Choć pod względem liczebności żołnierze z Kielc stanowią niewielką grupę, to jednak wykonywać oni będą kluczowe dla całej misji zadania. – Będą wspierali dowódcę w zakresie współpracy cywilno-wojskowej oraz lokalną społeczność. To realizacja projektów pomocowych, infrastrukturalnych, edukacyjnych i zakupowych. Oni nie walczą bowiem jedynie z innymi żołnierzami, ale muszą funkcjonować w wielokulturowym środowisku cywilnym. Nasze zadania są więc niezwykle ważne – tłumaczy pułkownik Paweł Chabielski, komendant CPdMZ. Projekty pomocowe mają polegać na wsparciu lokalnej administracji i edukacji w zakresie doposażenia szkół i przedszkoli, budowy placów zabaw czy hal sportowych. Bardzo ważna ma być również pomoc medyczna dla lokalnej społeczności.

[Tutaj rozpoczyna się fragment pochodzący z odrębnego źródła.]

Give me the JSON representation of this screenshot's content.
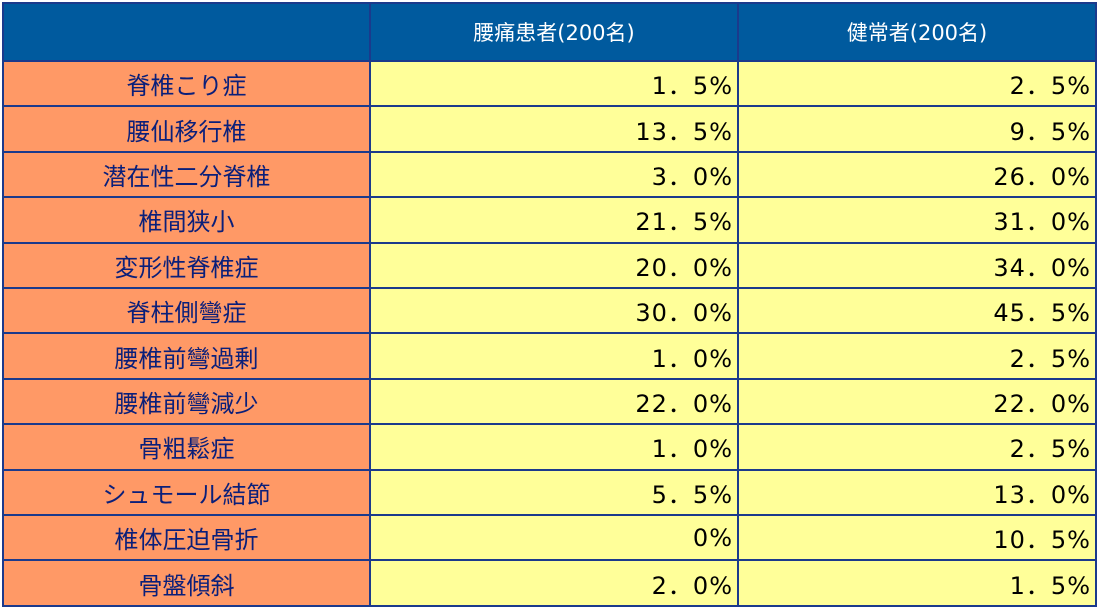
{
  "header": {
    "corner": "",
    "col_patients": "腰痛患者(200名)",
    "col_healthy": "健常者(200名)"
  },
  "rows": [
    {
      "label": "脊椎こり症",
      "patients": "1．5%",
      "healthy": "2．5%"
    },
    {
      "label": "腰仙移行椎",
      "patients": "13．5%",
      "healthy": "9．5%"
    },
    {
      "label": "潜在性二分脊椎",
      "patients": "3．0%",
      "healthy": "26．0%"
    },
    {
      "label": "椎間狭小",
      "patients": "21．5%",
      "healthy": "31．0%"
    },
    {
      "label": "変形性脊椎症",
      "patients": "20．0%",
      "healthy": "34．0%"
    },
    {
      "label": "脊柱側彎症",
      "patients": "30．0%",
      "healthy": "45．5%"
    },
    {
      "label": "腰椎前彎過剰",
      "patients": "1．0%",
      "healthy": "2．5%"
    },
    {
      "label": "腰椎前彎減少",
      "patients": "22．0%",
      "healthy": "22．0%"
    },
    {
      "label": "骨粗鬆症",
      "patients": "1．0%",
      "healthy": "2．5%"
    },
    {
      "label": "シュモール結節",
      "patients": "5．5%",
      "healthy": "13．0%"
    },
    {
      "label": "椎体圧迫骨折",
      "patients": "0%",
      "healthy": "10．5%"
    },
    {
      "label": "骨盤傾斜",
      "patients": "2．0%",
      "healthy": "1．5%"
    }
  ],
  "colors": {
    "header_bg": "#005a9e",
    "label_bg": "#ff9966",
    "value_bg": "#ffff99",
    "border": "#1b3a8c",
    "label_text": "#0a1f7a"
  }
}
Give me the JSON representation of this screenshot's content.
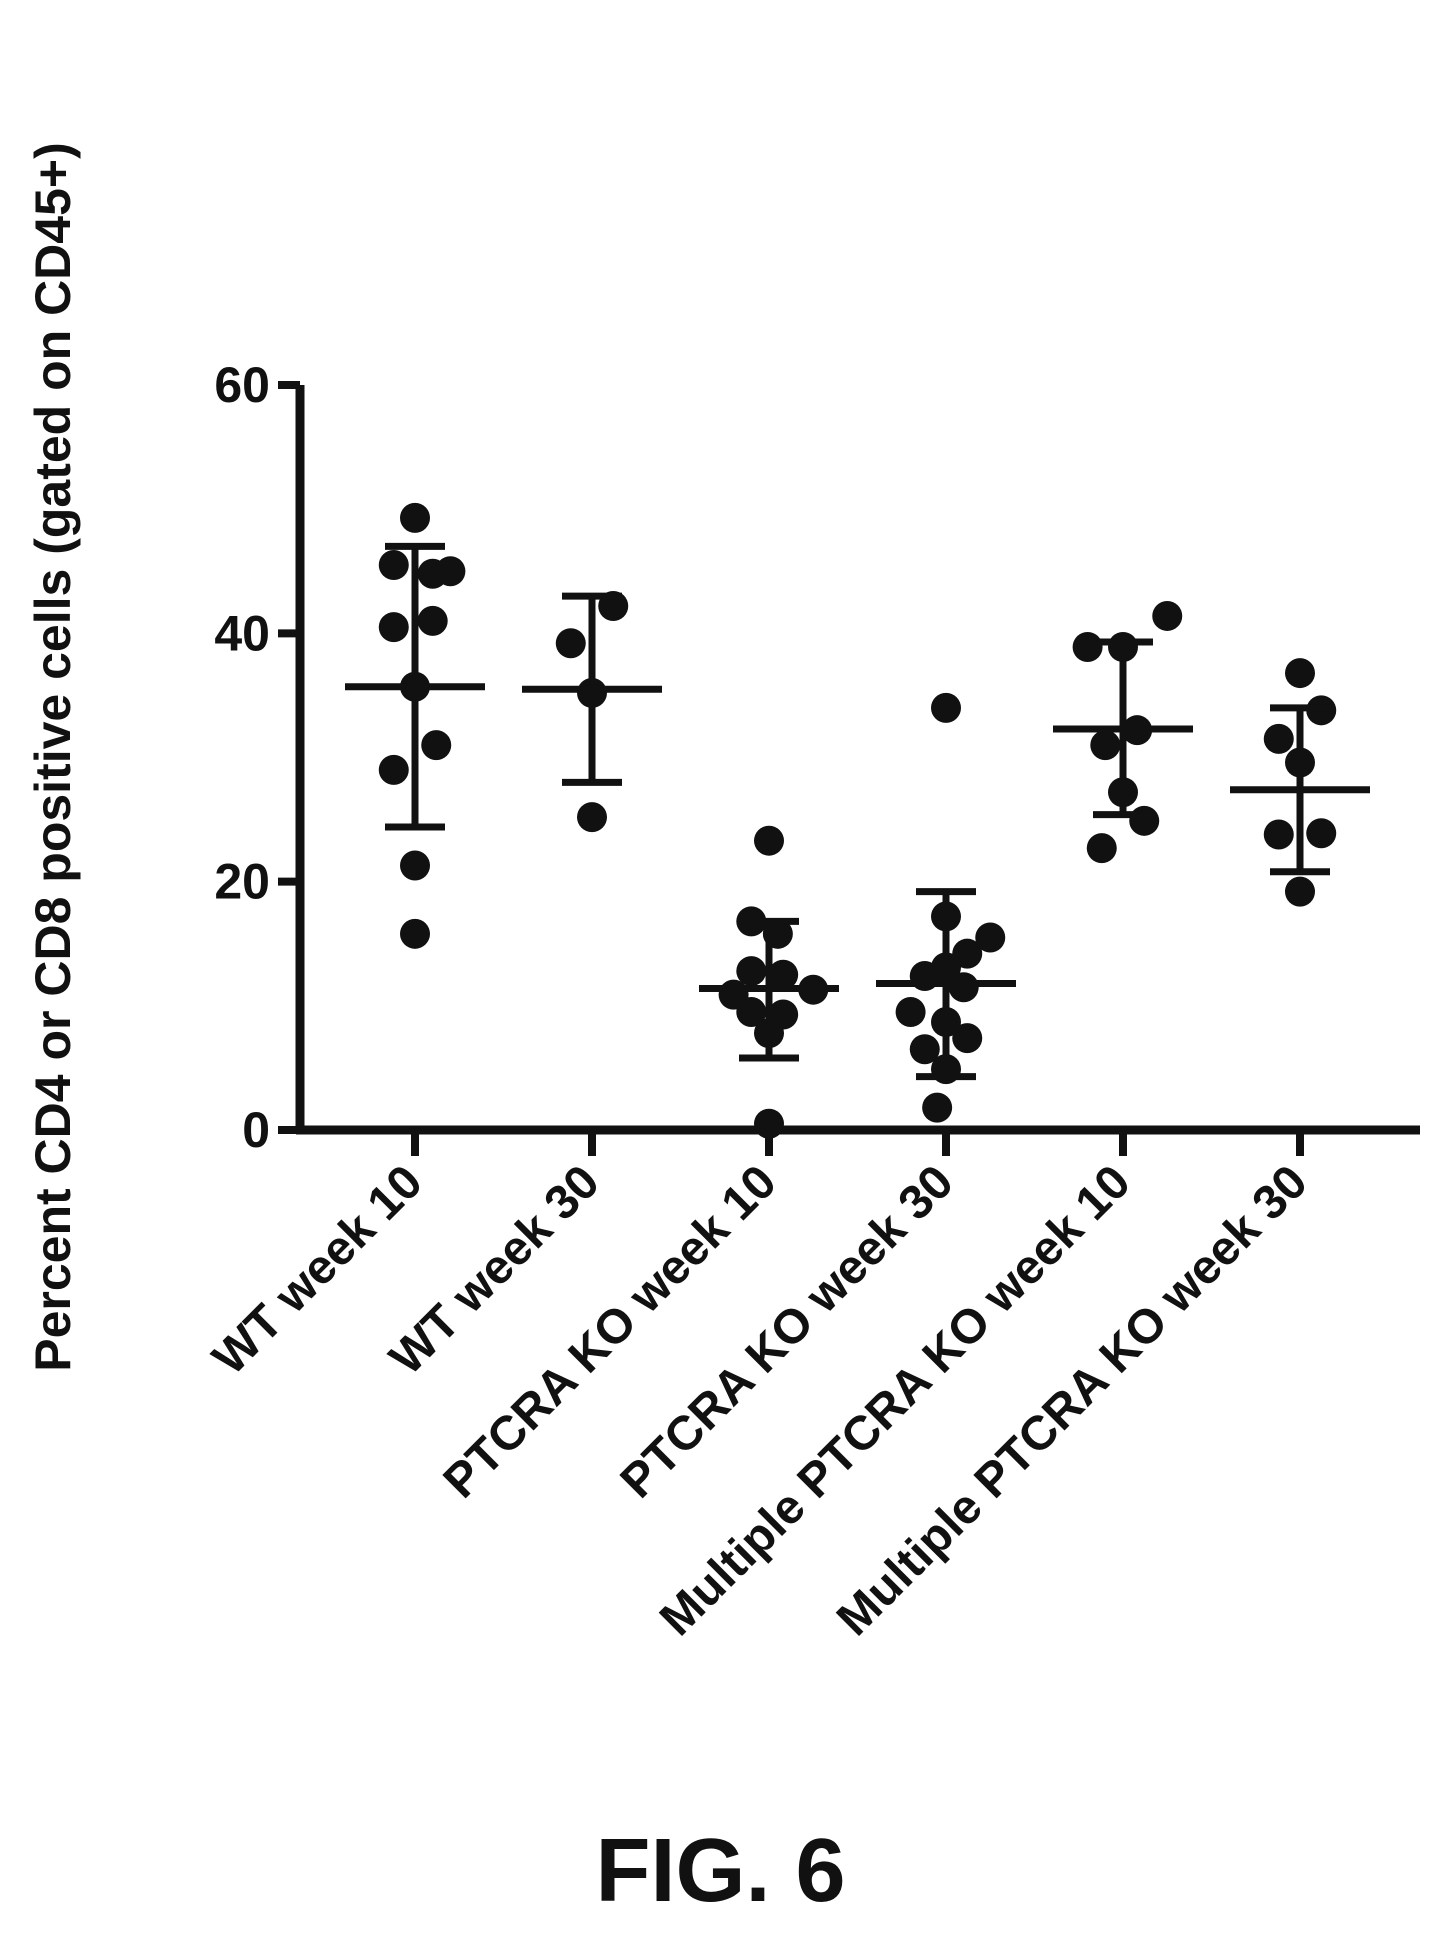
{
  "figure_label": "FIG. 6",
  "chart_data": {
    "type": "scatter",
    "ylabel": "Percent CD4 or CD8 positive cells (gated on CD45+)",
    "xlabel": "",
    "ylim": [
      0,
      60
    ],
    "yticks": [
      0,
      20,
      40,
      60
    ],
    "grid": false,
    "categories": [
      "WT week 10",
      "WT week 30",
      "PTCRA KO week 10",
      "PTCRA KO week 30",
      "Multiple PTCRA KO week 10",
      "Multiple PTCRA KO week 30"
    ],
    "groups": [
      {
        "points": [
          {
            "dx": 0.0,
            "y": 49.3
          },
          {
            "dx": -0.12,
            "y": 45.5
          },
          {
            "dx": 0.1,
            "y": 44.8
          },
          {
            "dx": 0.2,
            "y": 45.0
          },
          {
            "dx": -0.12,
            "y": 40.5
          },
          {
            "dx": 0.1,
            "y": 41.0
          },
          {
            "dx": 0.0,
            "y": 35.7
          },
          {
            "dx": 0.12,
            "y": 31.0
          },
          {
            "dx": -0.12,
            "y": 29.0
          },
          {
            "dx": 0.0,
            "y": 21.3
          },
          {
            "dx": 0.0,
            "y": 15.8
          }
        ],
        "mean": 35.7,
        "sd_low": 24.4,
        "sd_high": 47.0
      },
      {
        "points": [
          {
            "dx": 0.12,
            "y": 42.2
          },
          {
            "dx": -0.12,
            "y": 39.2
          },
          {
            "dx": 0.0,
            "y": 35.2
          },
          {
            "dx": 0.0,
            "y": 25.2
          }
        ],
        "mean": 35.5,
        "sd_low": 28.0,
        "sd_high": 43.0
      },
      {
        "points": [
          {
            "dx": 0.0,
            "y": 23.3
          },
          {
            "dx": -0.1,
            "y": 16.8
          },
          {
            "dx": 0.05,
            "y": 15.8
          },
          {
            "dx": -0.1,
            "y": 12.8
          },
          {
            "dx": 0.08,
            "y": 12.5
          },
          {
            "dx": 0.25,
            "y": 11.3
          },
          {
            "dx": -0.2,
            "y": 10.9
          },
          {
            "dx": -0.1,
            "y": 9.5
          },
          {
            "dx": 0.08,
            "y": 9.3
          },
          {
            "dx": 0.0,
            "y": 7.8
          },
          {
            "dx": 0.0,
            "y": 0.5
          }
        ],
        "mean": 11.4,
        "sd_low": 5.8,
        "sd_high": 16.8
      },
      {
        "points": [
          {
            "dx": 0.0,
            "y": 34.0
          },
          {
            "dx": 0.0,
            "y": 17.2
          },
          {
            "dx": 0.25,
            "y": 15.5
          },
          {
            "dx": 0.12,
            "y": 14.2
          },
          {
            "dx": 0.0,
            "y": 13.1
          },
          {
            "dx": -0.12,
            "y": 12.4
          },
          {
            "dx": 0.1,
            "y": 11.5
          },
          {
            "dx": -0.2,
            "y": 9.5
          },
          {
            "dx": 0.0,
            "y": 8.7
          },
          {
            "dx": 0.12,
            "y": 7.4
          },
          {
            "dx": -0.12,
            "y": 6.5
          },
          {
            "dx": 0.0,
            "y": 4.9
          },
          {
            "dx": -0.05,
            "y": 1.8
          }
        ],
        "mean": 11.8,
        "sd_low": 4.3,
        "sd_high": 19.2
      },
      {
        "points": [
          {
            "dx": 0.25,
            "y": 41.4
          },
          {
            "dx": -0.2,
            "y": 38.9
          },
          {
            "dx": 0.0,
            "y": 38.9
          },
          {
            "dx": 0.08,
            "y": 32.2
          },
          {
            "dx": -0.1,
            "y": 31.0
          },
          {
            "dx": 0.0,
            "y": 27.2
          },
          {
            "dx": 0.12,
            "y": 24.9
          },
          {
            "dx": -0.12,
            "y": 22.7
          }
        ],
        "mean": 32.3,
        "sd_low": 25.4,
        "sd_high": 39.3
      },
      {
        "points": [
          {
            "dx": 0.0,
            "y": 36.8
          },
          {
            "dx": 0.12,
            "y": 33.8
          },
          {
            "dx": -0.12,
            "y": 31.5
          },
          {
            "dx": 0.0,
            "y": 29.6
          },
          {
            "dx": -0.12,
            "y": 23.8
          },
          {
            "dx": 0.12,
            "y": 23.9
          },
          {
            "dx": 0.0,
            "y": 19.2
          }
        ],
        "mean": 27.4,
        "sd_low": 20.8,
        "sd_high": 34.0
      }
    ]
  }
}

Wśród żołnierzy wybierających się do Libanu jest kapitan Katarzyna Rzadkowska. Jak sama mówi, już same przygotowania były bardzo wymagające. – To kilka miesięcy wytężonej pracy, ponieważ musieliśmy zapoznać się z szeregiem dokumentów, przygotować odpowiednią koordynację naszych działań oraz pogłębić wiedzę na temat współpracy cywilno-wojskowej i programów ONZ – wyjaśnia i dodaje, że na jadących do Libanu spoczywa wielka odpowiedzialność.
– To dla nas duże wyzwanie, ale chcemy wykonać swoje zadanie jak najlepiej. Mam nadzieję, że będziemy miło przyjęci, ponieważ Polacy cieszą się tam dobrą opinią – zauważa. Misja ma trwać pół roku. Podczas niej żołnierze spędzą w Libanie zarówno Święta Bożego Narodzenia, jak i Wielkanoc. – To czas rodzinny, ale będąc na misji kontyngent tworzy swojego rodzaju rodzinę – przyznaje kapitan Rzadkowska.
Do Libanu wyjeżdża również porucznik Jakub Zymiera, który przyznaje, że na misji można spodziewać się wszystkiego. – Żołnierz musi być przygotowany na każde zdarzenie. To wielkie wyróżnienie i możliwość zdobycia doświadczenia, którym możemy później podzielić się z naszymi kolegami w Polsce – mówi.
I Zmiana PKW Liban została sformowana przez 12. Brygadę Zmechanizowaną w Szczecinie. Wczoraj odbyło się oficjalne pożegnanie żołnierzy z Centrum jadących do Libanu.